As many of you know (if you read the About Me section), the beer that turned me from a craft beer drinker to a craft beer fanatic was Heady Topper by The Alchemist. Heady Topper is known as the original “New England Style IPA” (or Vermont IPA…depending on how much you care about labels). There are many people out there who love the “hazy” IPAs, and many who absolutely despise them- I’m part of the former. The New England style IPA is known for being an opaque color, with a softer bitterness compared to a traditional IPA, and bursting with citrus and tropical fruit flavors derived from the hops. Tree House Brewing Company is one of the up-and-coming breweries that has not only joined the hazy IPA trend, but they are among those leading the charge (in a very big way for that matter). I hate waiting in lines for beer, but there are some beers that are deserving of the lines they generate (short story: I sucked it up). Here is my take on one of their many hop forward beers: Green. Check it out:
Beer Name: Green
Brewery: Tree House Brewing Company
Brewery Location: Monson, MA
Beer Style: IPA
Green pours an opaque light-orange color with a creamy white head. Actually opaque doesn’t do the description justice. It’s like somebody took orange juice and added milk to it- that’s the appearance. In short: it looks like a New England style IPA.

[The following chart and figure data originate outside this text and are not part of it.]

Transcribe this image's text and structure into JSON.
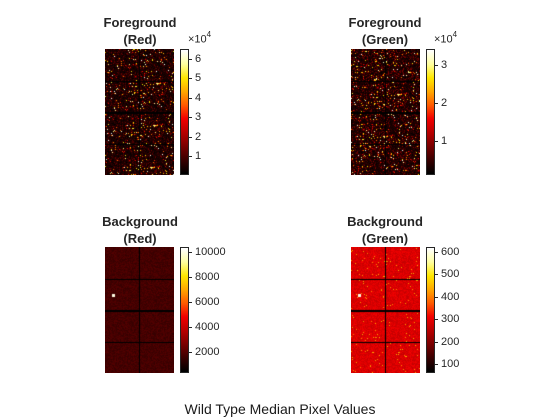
{
  "figure_title": "Wild Type Median Pixel Values",
  "colormap": [
    "#000000",
    "#3a0000",
    "#7a0000",
    "#b80000",
    "#f20000",
    "#ff5a00",
    "#ffa800",
    "#ffe800",
    "#ffffa0",
    "#ffffff"
  ],
  "panels": [
    {
      "id": "fg-red",
      "title_line1": "Foreground",
      "title_line2": "(Red)",
      "colorbar": {
        "exponent_base": "×10",
        "exponent_power": "4",
        "ticks": [
          {
            "label": "6",
            "level": 0.92
          },
          {
            "label": "5",
            "level": 0.77
          },
          {
            "label": "4",
            "level": 0.615
          },
          {
            "label": "3",
            "level": 0.46
          },
          {
            "label": "2",
            "level": 0.305
          },
          {
            "label": "1",
            "level": 0.15
          }
        ]
      },
      "image": {
        "style": "sparse",
        "base_level": 0.09,
        "noise": 0.12,
        "hot_fraction": 0.05
      }
    },
    {
      "id": "fg-green",
      "title_line1": "Foreground",
      "title_line2": "(Green)",
      "colorbar": {
        "exponent_base": "×10",
        "exponent_power": "4",
        "ticks": [
          {
            "label": "3",
            "level": 0.87
          },
          {
            "label": "2",
            "level": 0.57
          },
          {
            "label": "1",
            "level": 0.27
          }
        ]
      },
      "image": {
        "style": "sparse",
        "base_level": 0.11,
        "noise": 0.14,
        "hot_fraction": 0.06
      }
    },
    {
      "id": "bg-red",
      "title_line1": "Background",
      "title_line2": "(Red)",
      "colorbar": {
        "exponent_base": "",
        "exponent_power": "",
        "ticks": [
          {
            "label": "10000",
            "level": 0.96
          },
          {
            "label": "8000",
            "level": 0.76
          },
          {
            "label": "6000",
            "level": 0.56
          },
          {
            "label": "4000",
            "level": 0.365
          },
          {
            "label": "2000",
            "level": 0.165
          }
        ]
      },
      "image": {
        "style": "dim",
        "base_level": 0.13,
        "noise": 0.03,
        "hot_fraction": 0.0
      }
    },
    {
      "id": "bg-green",
      "title_line1": "Background",
      "title_line2": "(Green)",
      "colorbar": {
        "exponent_base": "",
        "exponent_power": "",
        "ticks": [
          {
            "label": "600",
            "level": 0.96
          },
          {
            "label": "500",
            "level": 0.785
          },
          {
            "label": "400",
            "level": 0.605
          },
          {
            "label": "300",
            "level": 0.43
          },
          {
            "label": "200",
            "level": 0.25
          },
          {
            "label": "100",
            "level": 0.07
          }
        ]
      },
      "image": {
        "style": "bright",
        "base_level": 0.4,
        "noise": 0.05,
        "hot_fraction": 0.0
      }
    }
  ]
}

Orange, grassy, mango, and other tropical fruits. The hop character of this beer is really, really pungent.
Taste & Aftertaste
Traditional to the New England IPA style, this beer has a creamy mouthfeel without being too sweet. Up front, the bitterness is soft and smooth- which is in contrast to traditional IPAs that are less afraid of a sharper bitterness. The hop flavor of this beer is pretty consistent with its aroma- I picked up some pineapple, mango, and tropical fruits with a bitter, grassy finish (almost like fresh lawn clippings). Uber fans of this beer style will call them “juicy”- referring to the combination of the creamy mouthfeel paired with the intense fruit flavors (it’s like drinking juice). In that respect, I will call this beer “juicy”, but know that I despise the term because it’s overused now and it really doesn’t tell you anything about the specifics of the beer’s actual flavor. Moving on.
The bitterness lingers in the aftertaste some (like one might expect), but it’s not remotely harsh or unpleasant. The one critique I have of this beer is that there is a slight bite/burn on the back corners of my palate in the aftertaste of this beer that I don’t typically attribute to hop bitterness or high alcohol burn. Some might say that this is a “yeast bite” (some New England style IPAs allegedly have yeast still in suspension- giving it its signature hazy appearance, but consequentially also a slight burn/bite). That said: I did not look at this beer under a microscope, so I am not saying with any certainty why I perceive this quality (I’m a drinker, not a scientist dammit). We can leave this note open for debate.
What we have here is the epitome of the New England style IPA- a murky, silky-smooth IPA bursting with citrusy and tropical-fruity hop characteristics. I absolutely love this beer, and it’s one of my favorite IPAs. This beer is absolutely stellar, and I can easily understand why Tree House has long lines every single day that they are open for business. Tree House has not merely followed in the footsteps of the Alchemist, they have made the New England style IPA all their own and are now among the shining examples of the style. If you have the patience to wait in a long line, and you’re in the area on a release date… Get. This. Beer.